2809 say.kan.geçici 10. Mad. 5. Fıkrasına göre eksik ünvan verilen, çoğunluğu İTÜ TMDK’da kalmış 5-10 Y.Doç.Dr. sanatçılar için geçici bir yönetmelik çıkarmamak için adeta direniliyor…

Devlet topluluklarında ve konservatuarlarda çalışan sanatçıların/sanatçı öğretim elemanlarının özlük hakları düzeltilmiyor/gösterge rakamları yükseltilmiyor…

Onların hak kaybı, hak değil mi?

Çözüm YÖK’ün -TSK gibi- çalışan sanatçılarına sahip çıkması…

GERÇEK SANATÇILAR’DAN 2016’YA GİRERKEN TOPLUMA MESAJLAR VAR…

Siz, sabah akşam yalan/yanlış konuyu anlamadan, ya da gündeme gelmek için atılan tweetlere bakıp, sanatçıları yargılamayın lütfen.. İşte; 2 değerli sanatçının söyledikleri;

1/ METİN AKPINAR:

Ceren Çıplak (Cumhuriyet) yılların sanatçısı, musıki sevdalısı, değerli insan Metin Akpınar ile bir röportaj yapmış.

Biz sanat ile ilgili olanları buraya almak istiyor, sanatçımıza sağlıklı yıllar diliyoruz.

-O makale sonrası sosyal medyadan ne gibi tepkiler aldınız?

“O yazıyı benim yazdığımı sanan bir AKP yandaşı “Bizim şehitleri görmüyor musun lan gavat” dedi, zarif bir şekilde.
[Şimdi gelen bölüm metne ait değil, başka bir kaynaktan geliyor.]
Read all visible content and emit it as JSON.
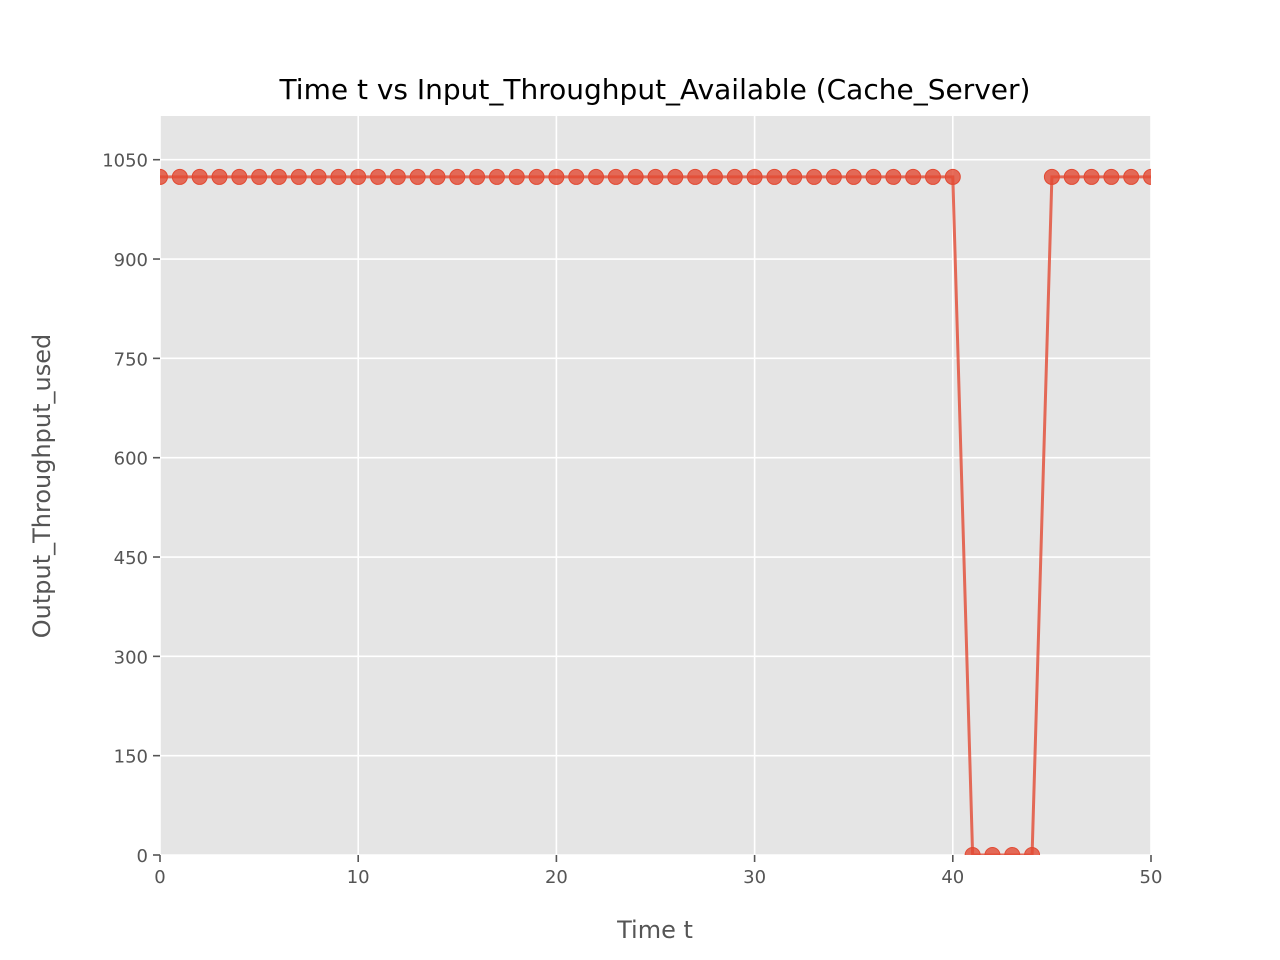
{
  "chart_data": {
    "type": "line",
    "title": "Time t vs Input_Throughput_Available (Cache_Server)",
    "xlabel": "Time t",
    "ylabel": "Output_Throughput_used",
    "xlim": [
      0,
      50
    ],
    "ylim": [
      0,
      1116
    ],
    "xticks": [
      0,
      10,
      20,
      30,
      40,
      50
    ],
    "yticks": [
      0,
      150,
      300,
      450,
      600,
      750,
      900,
      1050
    ],
    "grid": true,
    "background": "#e5e5e5",
    "series": [
      {
        "color": "#e24a33",
        "x": [
          0,
          1,
          2,
          3,
          4,
          5,
          6,
          7,
          8,
          9,
          10,
          11,
          12,
          13,
          14,
          15,
          16,
          17,
          18,
          19,
          20,
          21,
          22,
          23,
          24,
          25,
          26,
          27,
          28,
          29,
          30,
          31,
          32,
          33,
          34,
          35,
          36,
          37,
          38,
          39,
          40,
          41,
          42,
          43,
          44,
          45,
          46,
          47,
          48,
          49,
          50
        ],
        "y": [
          1024,
          1024,
          1024,
          1024,
          1024,
          1024,
          1024,
          1024,
          1024,
          1024,
          1024,
          1024,
          1024,
          1024,
          1024,
          1024,
          1024,
          1024,
          1024,
          1024,
          1024,
          1024,
          1024,
          1024,
          1024,
          1024,
          1024,
          1024,
          1024,
          1024,
          1024,
          1024,
          1024,
          1024,
          1024,
          1024,
          1024,
          1024,
          1024,
          1024,
          1024,
          0,
          0,
          0,
          0,
          1024,
          1024,
          1024,
          1024,
          1024,
          1024
        ]
      }
    ]
  }
}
Herhalde aynı zarafetle utanmıştır yazanın ben olmadığımı öğrenince. Buna karşın ben yazmadım deyince de “Metin Akpınar utanmıyormuş” diyen de

-Bugün politik hiciv pek yazılmıyor, yapılmıyor. TV’de sulu zırtlak komediler izliyoruz. Elbet baştan sona politik olsun demiyoruz ama mizahın harcında politika, toplumsallık vardır, bunu da görmek istiyoruz. Siz, sahnelerde yıllarca siyasi taşlamalar yaptınız.

Bu anlamda neler söylemek istersiniz?

“Hiciv bizden çok önce de vardı. Öğrencilerime, her devirde her şey eleştirilebilir diyorum. Bir kabarecinin önce entelektüel olması lazım. Empati kültürüne hâkim olması lazım. Kabare tiyatroları dünyada çok olumsuzluklar yaşandığı dönemlerde çok daha kuvvetli gelişmiştir. Hitler Almanyası’nda da kabare tiyatrosu vardı.”

-Tiyatro var ancak tiyatrodaki muhalif isimler susturulmak isteniyor, mesela Şehir Tiyatroları bunun kavgasını veriyor. Siz olan biteni nasıl görüyorsunuz?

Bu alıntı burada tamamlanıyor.